Secondly, Fisker’s unique leasing model is extremely intriguing to me. I’ve always thought there is room for disruption in terms of how car buyers make their purchase. I mean, Fisker’s proposed price tag of $37,500 (which is only $30,000 after the $7,500 federal EV tax credit), puts it in the affordable range for most buyers. However, those aspirational EV buyers without the ability to borrow $30K have another option.
Fisker’s leasing model would require a $3,000 down payment and a monthly lease cost of only $379 per month. Subscription-based revenue models are all the rage these days for obvious reasons. If Fisker’s EV lineup strikes a chord with car buyers, the cash flows that could potentially be generated ought to be enticing to investors.
Fisker’s Ocean model won’t be available until at least 2022, so there’s time to assess whether or not a position in this company makes sense. It’s still a pre-revenue bet on some flashy photos and marketing material. That said, I have to reiterate – I really like the look of its Ocean model and look forward to seeing what sort of additional offerings would be on the horizon.
Fisker’s high-risk, high-reward nature reminds me a lot of Tesla (NADSAQ:TSLA) 10 years ago.
On the one hand, investors are buying into a story. Fisker’s troubled past suggests success isn’t guaranteed. Indeed, there’s no guarantee Fisker’s EV offering will ever be available to be driven off the lot. The company’s still got a ways to go to putting its cars/SUVs on the road. Accordingly, there’s a significant amount of execution risk in a stock like this.
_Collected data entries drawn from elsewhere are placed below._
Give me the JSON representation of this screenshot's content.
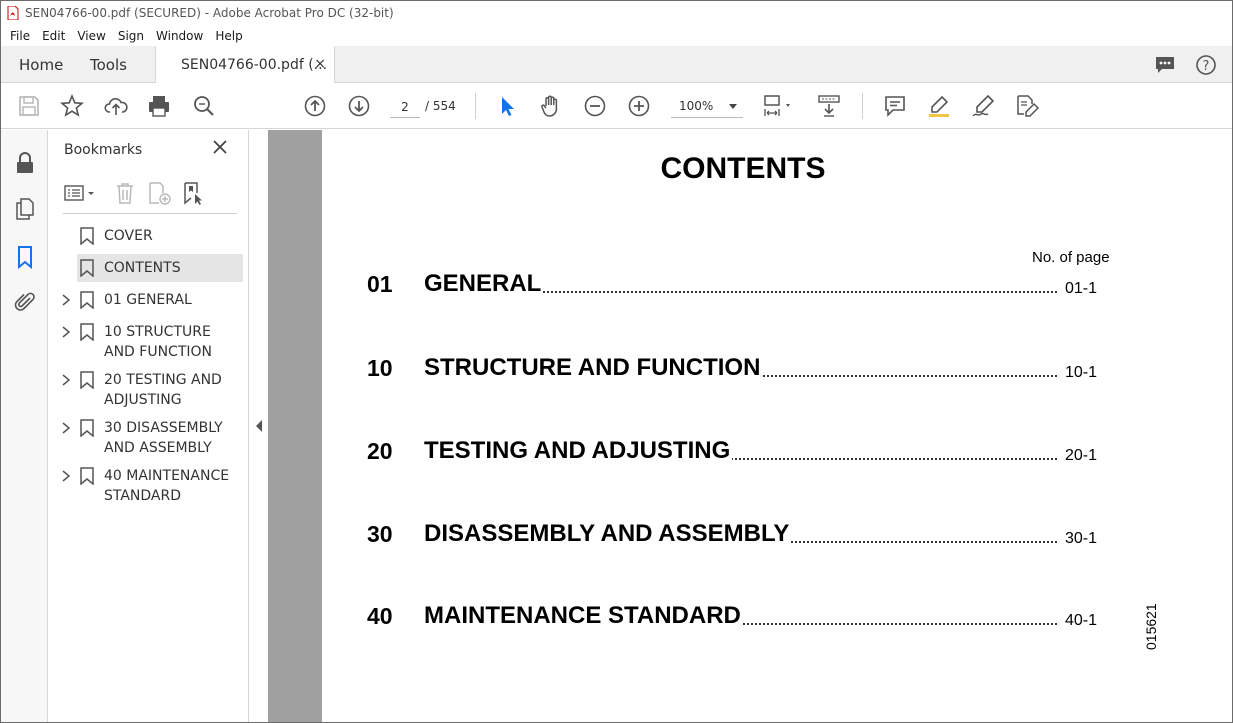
{
  "window": {
    "title": "SEN04766-00.pdf (SECURED) - Adobe Acrobat Pro DC (32-bit)"
  },
  "menu": [
    "File",
    "Edit",
    "View",
    "Sign",
    "Window",
    "Help"
  ],
  "tabs": {
    "home": "Home",
    "tools": "Tools",
    "document": "SEN04766-00.pdf (...",
    "close": "×"
  },
  "toolbar": {
    "page_current": "2",
    "page_total": "/ 554",
    "zoom": "100%"
  },
  "icons": {
    "left_rail": [
      "lock-icon",
      "pages-icon",
      "bookmark-icon",
      "attachment-icon"
    ],
    "toolbar": [
      "save-icon",
      "star-icon",
      "upload-icon",
      "print-icon",
      "zoom-search-icon",
      "page-up-icon",
      "page-down-icon",
      "select-arrow-icon",
      "hand-icon",
      "zoom-out-icon",
      "zoom-in-icon",
      "page-fit-icon",
      "scroll-mode-icon",
      "comment-icon",
      "highlight-icon",
      "sign-icon",
      "edit-icon"
    ]
  },
  "bookmarks": {
    "title": "Bookmarks",
    "items": [
      {
        "label": "COVER",
        "expandable": false,
        "selected": false
      },
      {
        "label": "CONTENTS",
        "expandable": false,
        "selected": true
      },
      {
        "label": "01 GENERAL",
        "expandable": true,
        "selected": false
      },
      {
        "label": "10 STRUCTURE AND FUNCTION",
        "expandable": true,
        "selected": false
      },
      {
        "label": "20 TESTING AND ADJUSTING",
        "expandable": true,
        "selected": false
      },
      {
        "label": "30 DISASSEMBLY AND ASSEMBLY",
        "expandable": true,
        "selected": false
      },
      {
        "label": "40 MAINTENANCE STANDARD",
        "expandable": true,
        "selected": false
      }
    ]
  },
  "document": {
    "title": "CONTENTS",
    "column_header": "No. of page",
    "entries": [
      {
        "num": "01",
        "title": "GENERAL",
        "page": "01-1"
      },
      {
        "num": "10",
        "title": "STRUCTURE AND FUNCTION",
        "page": "10-1"
      },
      {
        "num": "20",
        "title": "TESTING AND ADJUSTING",
        "page": "20-1"
      },
      {
        "num": "30",
        "title": "DISASSEMBLY AND ASSEMBLY",
        "page": "30-1"
      },
      {
        "num": "40",
        "title": "MAINTENANCE STANDARD",
        "page": "40-1"
      }
    ],
    "code": "015621"
  },
  "colors": {
    "accent": "#1473e6",
    "page_gutter": "#a0a0a0",
    "selected_bg": "#e5e5e5"
  }
}
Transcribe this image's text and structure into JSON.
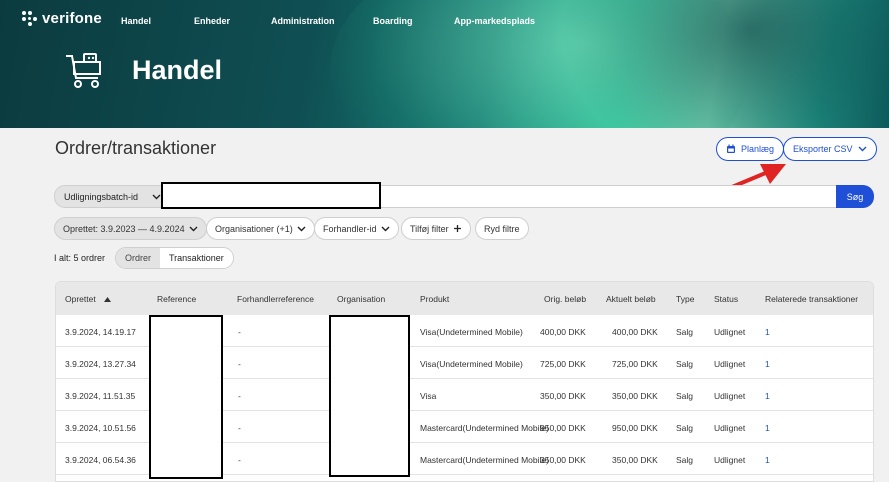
{
  "brand": {
    "name": "verifone"
  },
  "nav": [
    "Handel",
    "Enheder",
    "Administration",
    "Boarding",
    "App-markedsplads"
  ],
  "hero": {
    "title": "Handel",
    "icon": "shopping-cart-icon"
  },
  "page": {
    "title": "Ordrer/transaktioner"
  },
  "actions": {
    "schedule_label": "Planlæg",
    "export_label": "Eksporter CSV"
  },
  "search": {
    "field_select": "Udligningsbatch-id",
    "value": "",
    "button_label": "Søg"
  },
  "filters": {
    "date_range": "Oprettet: 3.9.2023 — 4.9.2024",
    "organisations": "Organisationer (+1)",
    "reseller": "Forhandler-id",
    "add": "Tilføj filter",
    "clear": "Ryd filtre"
  },
  "summary": {
    "total": "I alt: 5 ordrer"
  },
  "view_toggle": {
    "orders": "Ordrer",
    "transactions": "Transaktioner",
    "selected": "Transaktioner"
  },
  "table": {
    "columns": [
      "Oprettet",
      "Reference",
      "Forhandlerreference",
      "Organisation",
      "Produkt",
      "Orig. beløb",
      "Aktuelt beløb",
      "Type",
      "Status",
      "Relaterede transaktioner"
    ],
    "sort_column": "Oprettet",
    "rows": [
      {
        "created": "3.9.2024, 14.19.17",
        "reference": "",
        "reseller_ref": "-",
        "organisation": "",
        "product": "Visa(Undetermined Mobile)",
        "orig": "400,00 DKK",
        "current": "400,00 DKK",
        "type": "Salg",
        "status": "Udlignet",
        "related": "1"
      },
      {
        "created": "3.9.2024, 13.27.34",
        "reference": "",
        "reseller_ref": "-",
        "organisation": "",
        "product": "Visa(Undetermined Mobile)",
        "orig": "725,00 DKK",
        "current": "725,00 DKK",
        "type": "Salg",
        "status": "Udlignet",
        "related": "1"
      },
      {
        "created": "3.9.2024, 11.51.35",
        "reference": "",
        "reseller_ref": "-",
        "organisation": "",
        "product": "Visa",
        "orig": "350,00 DKK",
        "current": "350,00 DKK",
        "type": "Salg",
        "status": "Udlignet",
        "related": "1"
      },
      {
        "created": "3.9.2024, 10.51.56",
        "reference": "",
        "reseller_ref": "-",
        "organisation": "",
        "product": "Mastercard(Undetermined Mobile)",
        "orig": "950,00 DKK",
        "current": "950,00 DKK",
        "type": "Salg",
        "status": "Udlignet",
        "related": "1"
      },
      {
        "created": "3.9.2024, 06.54.36",
        "reference": "",
        "reseller_ref": "-",
        "organisation": "",
        "product": "Mastercard(Undetermined Mobile)",
        "orig": "350,00 DKK",
        "current": "350,00 DKK",
        "type": "Salg",
        "status": "Udlignet",
        "related": "1"
      }
    ]
  },
  "colors": {
    "accent": "#1f4fd6",
    "annotation_arrow": "#e02424"
  }
}
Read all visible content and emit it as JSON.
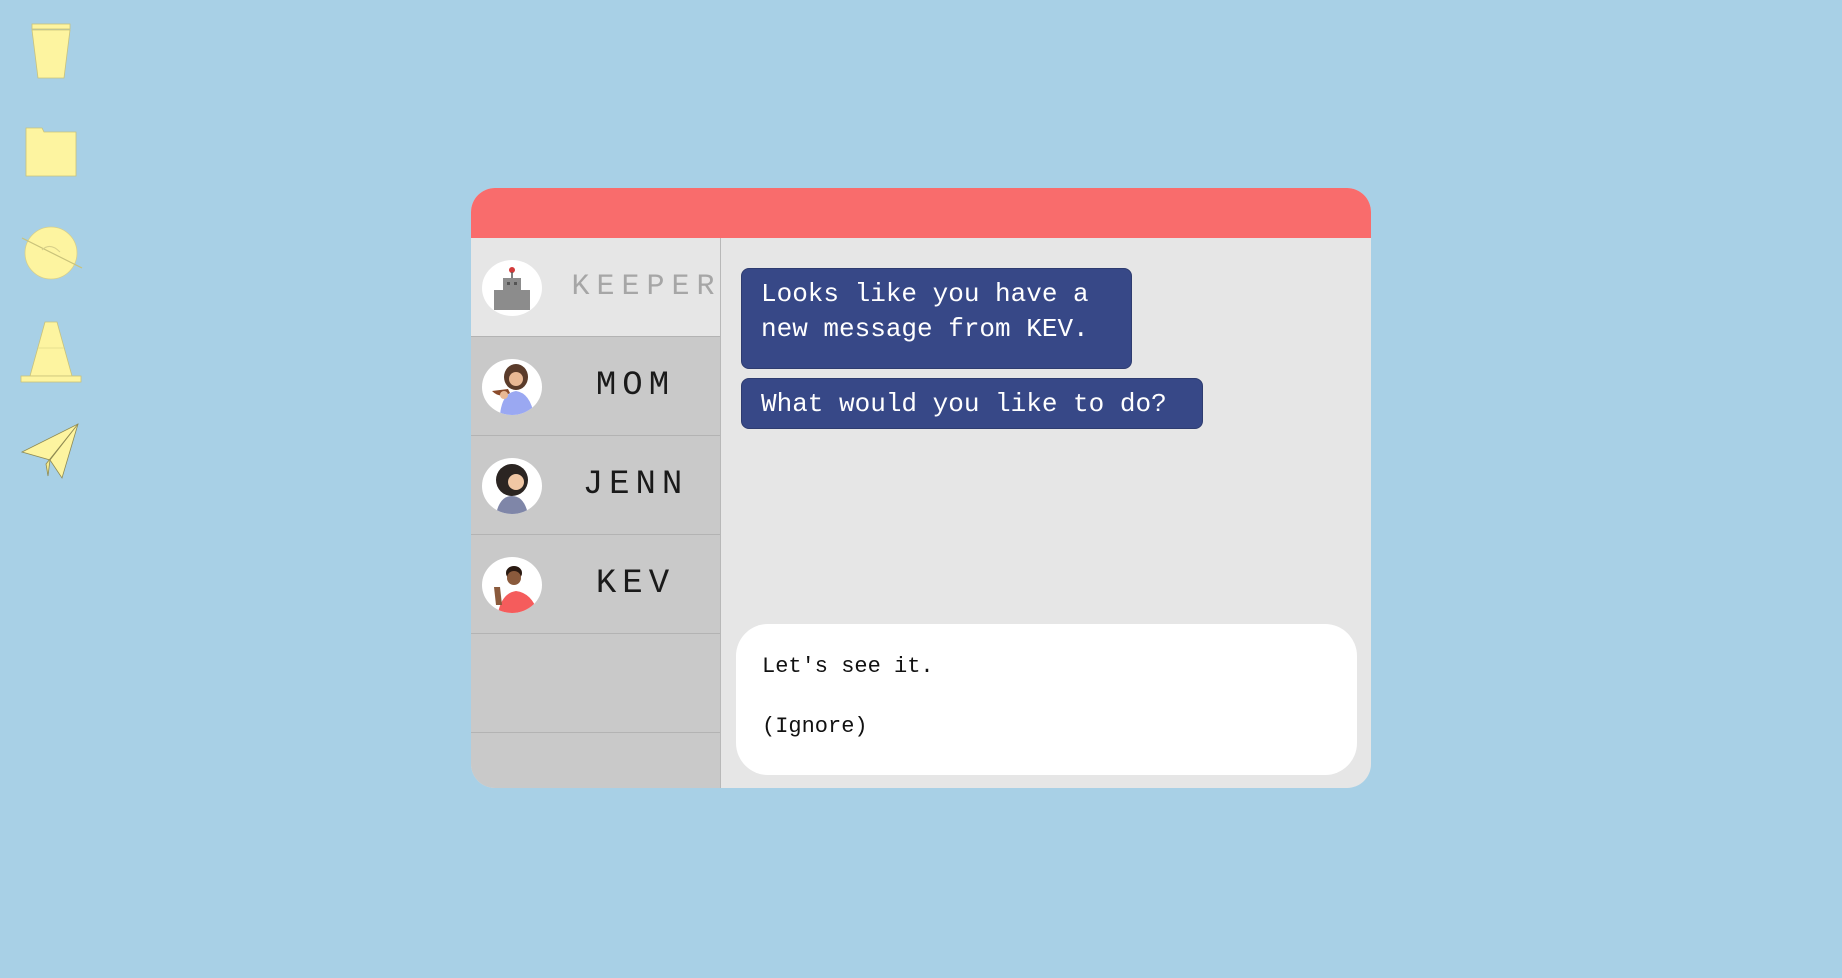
{
  "desktop": {
    "icons": [
      {
        "name": "trash-icon"
      },
      {
        "name": "folder-icon"
      },
      {
        "name": "browser-globe-icon"
      },
      {
        "name": "traffic-cone-icon"
      },
      {
        "name": "paper-plane-icon"
      }
    ],
    "icon_color": "#fdf4a0"
  },
  "window": {
    "titlebar_color": "#f96c6c"
  },
  "sidebar": {
    "contacts": [
      {
        "label": "KEEPER",
        "avatar": "robot-avatar",
        "active": true
      },
      {
        "label": "MOM",
        "avatar": "mom-avatar",
        "active": false
      },
      {
        "label": "JENN",
        "avatar": "jenn-avatar",
        "active": false
      },
      {
        "label": "KEV",
        "avatar": "kev-avatar",
        "active": false
      }
    ]
  },
  "chat": {
    "messages": [
      "Looks like you have a\nnew message from KEV.",
      "What would you like to do?"
    ],
    "bubble_color": "#374887",
    "reply_options": [
      "Let's see it.",
      "(Ignore)"
    ]
  }
}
Additionally, a valuation of $4.5 billion prices in a ton of growth. Fisker will need to do everything perfectly to justify its valuation today. Investors may be paying a 50% discount to the peak in FSR stock earlier this year. However, it’s still trading at a 50% premium to its IPO.
Right now, I’m on the fence with this one. I think it could be worth a speculative position among growth investors thinking very long-term. That said, I wouldn’t bet the farm on this one. Practicing proper portfolio sizing is important with speculative plays like this is extremely important.
On the date of publication, Chris MacDonald did not have (either directly or indirectly) any positions in the securities mentioned in this article.